Thanks for repoting the byg. We see the standby OA messages consistently. We are working on fixing it. We are looking at the working of the enclosure IP mode also. Do you use the OpenHPI-3.2.0 released on the RHEL distribution?

Original comment by: dr_mohan

openhpi2 commented 11 years ago

Hi,

yes this is on RHEL 6.3 x64

regards, M.

Original comment by: mbaldessari

openhpi2 commented 11 years ago

Fix for #3610943 3610943.patch.txt

Original comment by: hemanthreddy

openhpi2 commented 11 years ago

Hi Michelle,

PFA the patch for this issue. We have tested the patch, and it looks good. Could you please Test the patch at your end.

Thanks, Hemantha Reddy

Original comment by: hemanthreddy

openhpi2 commented 11 years ago

Hi Hemantha,

I tested openhpi with the patch applied. Same config as in the case description: ENABLE ENCLOSURE_IP_MODE SET LLF INTERVAL 60

forced an OA switchover and did not see any failed messages beyond the network related ones during the switchover. Logs correctly show: oa_soap: DBG: oa_soap_oa_event.c:564: Enclosure IP Mode is Enabled

And after the switchover the usual commands work correctly (hpi_shell, hpiinv).
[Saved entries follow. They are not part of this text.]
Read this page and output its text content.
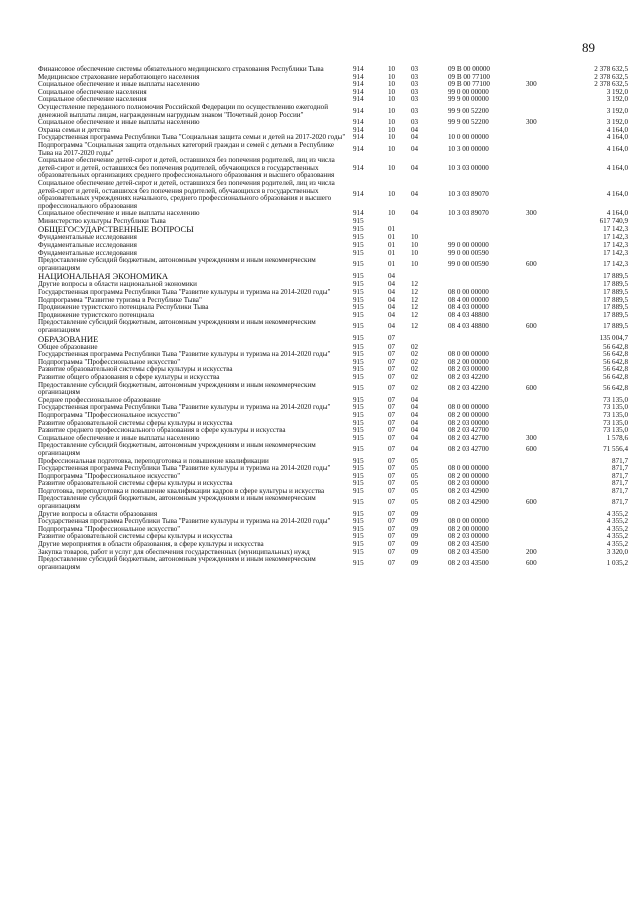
89
Финансовое обеспечение системы обязательного медицинского страхования Республики Тыва	914	10	03	09 В 00 00000		2 378 632,5
Медицинское страхование неработающего населения	914	10	03	09 В 00 77100		2 378 632,5
Социальное обеспечение и иные выплаты населению	914	10	03	09 В 00 77100	300	2 378 632,5
Социальное обеспечение населения	914	10	03	99 0 00 00000		3 192,0
Социальное обеспечение населения	914	10	03	99 9 00 00000		3 192,0
Осуществление переданного полномочия Российской Федерации по осуществлению ежегодной денежной выплаты лицам, награжденным нагрудным знаком "Почетный донор России"	914	10	03	99 9 00 52200		3 192,0
Социальное обеспечение и иные выплаты населению	914	10	03	99 9 00 52200	300	3 192,0
Охрана семьи и детства	914	10	04			4 164,0
Государственная программа Республики Тыва "Социальная защита семьи и детей на 2017-2020 годы"	914	10	04	10 0 00 00000		4 164,0
Подпрограмма "Социальная защита отдельных категорий граждан и семей с детьми в Республике Тыва на 2017-2020 годы"	914	10	04	10 3 00 00000		4 164,0
Социальное обеспечение детей-сирот и детей, оставшихся без попечения родителей, лиц из числа детей-сирот и детей, оставшихся без попечения родителей, обучающихся в государственных образовательных организациях среднего профессионального образования и высшего образования	914	10	04	10 3 03 00000		4 164,0
Социальное обеспечение детей-сирот и детей, оставшихся без попечения родителей, лиц из числа детей-сирот и детей, оставшихся без попечения родителей, обучающихся в государственных образовательных учреждениях начального, среднего профессионального образования и высшего профессионального образования	914	10	04	10 3 03 89070		4 164,0
Социальное обеспечение и иные выплаты населению	914	10	04	10 3 03 89070	300	4 164,0
Министерство культуры Республики Тыва	915					617 740,9
ОБЩЕГОСУДАРСТВЕННЫЕ ВОПРОСЫ	915	01				17 142,3
Фундаментальные исследования	915	01	10			17 142,3
Фундаментальные исследования	915	01	10	99 0 00 00000		17 142,3
Фундаментальные исследования	915	01	10	99 0 00 00590		17 142,3
Предоставление субсидий бюджетным, автономным учреждениям и иным некоммерческим организациям	915	01	10	99 0 00 00590	600	17 142,3
НАЦИОНАЛЬНАЯ ЭКОНОМИКА	915	04				17 889,5
Другие вопросы в области национальной экономики	915	04	12			17 889,5
Государственная программа Республики Тыва "Развитие культуры и туризма на 2014-2020 годы"	915	04	12	08 0 00 00000		17 889,5
Подпрограмма "Развитие туризма в Республике Тыва"	915	04	12	08 4 00 00000		17 889,5
Продвижение туристского потенциала Республики Тыва	915	04	12	08 4 03 00000		17 889,5
Продвижение туристского потенциала	915	04	12	08 4 03 48800		17 889,5
Предоставление субсидий бюджетным, автономным учреждениям и иным некоммерческим организациям	915	04	12	08 4 03 48800	600	17 889,5
ОБРАЗОВАНИЕ	915	07				135 004,7
Общее образование	915	07	02			56 642,8
Государственная программа Республики Тыва "Развитие культуры и туризма на 2014-2020 годы"	915	07	02	08 0 00 00000		56 642,8
Подпрограмма "Профессиональное искусство"	915	07	02	08 2 00 00000		56 642,8
Развитие образовательной системы сферы культуры и искусства	915	07	02	08 2 03 00000		56 642,8
Развитие общего образования в сфере культуры и искусства	915	07	02	08 2 03 42200		56 642,8
Предоставление субсидий бюджетным, автономным учреждениям и иным некоммерческим организациям	915	07	02	08 2 03 42200	600	56 642,8
Среднее профессиональное образование	915	07	04			73 135,0
Государственная программа Республики Тыва "Развитие культуры и туризма на 2014-2020 годы"	915	07	04	08 0 00 00000		73 135,0
Подпрограмма "Профессиональное искусство"	915	07	04	08 2 00 00000		73 135,0
Развитие образовательной системы сферы культуры и искусства	915	07	04	08 2 03 00000		73 135,0
Развитие среднего профессионального образования в сфере культуры и искусства	915	07	04	08 2 03 42700		73 135,0
Социальное обеспечение и иные выплаты населению	915	07	04	08 2 03 42700	300	1 578,6
Предоставление субсидий бюджетным, автономным учреждениям и иным некоммерческим организациям	915	07	04	08 2 03 42700	600	71 556,4
Профессиональная подготовка, переподготовка и повышение квалификации	915	07	05			871,7
Государственная программа Республики Тыва "Развитие культуры и туризма на 2014-2020 годы"	915	07	05	08 0 00 00000		871,7
Подпрограмма "Профессиональное искусство"	915	07	05	08 2 00 00000		871,7
Развитие образовательной системы сферы культуры и искусства	915	07	05	08 2 03 00000		871,7
Подготовка, переподготовка и повышение квалификации кадров в сфере культуры и искусства	915	07	05	08 2 03 42900		871,7
Предоставление субсидий бюджетным, автономным учреждениям и иным некоммерческим организациям	915	07	05	08 2 03 42900	600	871,7
Другие вопросы в области образования	915	07	09			4 355,2
Государственная программа Республики Тыва "Развитие культуры и туризма на 2014-2020 годы"	915	07	09	08 0 00 00000		4 355,2
Подпрограмма "Профессиональное искусство"	915	07	09	08 2 00 00000		4 355,2
Развитие образовательной системы сферы культуры и искусства	915	07	09	08 2 03 00000		4 355,2
Другие мероприятия в области образования, в сфере культуры и искусства	915	07	09	08 2 03 43500		4 355,2
Закупка товаров, работ и услуг для обеспечения государственных (муниципальных) нужд	915	07	09	08 2 03 43500	200	3 320,0
Предоставление субсидий бюджетным, автономным учреждениям и иным некоммерческим организациям	915	07	09	08 2 03 43500	600	1 035,2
So ACK to the patch from my side.

regards, Michele

Original comment by: mbaldessari

openhpi2 commented 11 years ago

Thanks Michele, We will ckeck in this patch soon. and close this issue.

Thanks, Hemantha Reddy

Original comment by: hemanthreddy

openhpi2 commented 11 years ago

Fixed in trunk Rev #7537.

Original comment by: hemanthreddy

openhpi2 commented 11 years ago

Original comment by: hemanthreddy

openhpi2 commented 11 years ago

Original comment by: dr_mohan

openhpi2 commented 11 years ago

*_ATTENTION_** This account is disabled and is no longer accessed by the recipient. Please remove it from your address book.

Thanks

Original comment by: tariqx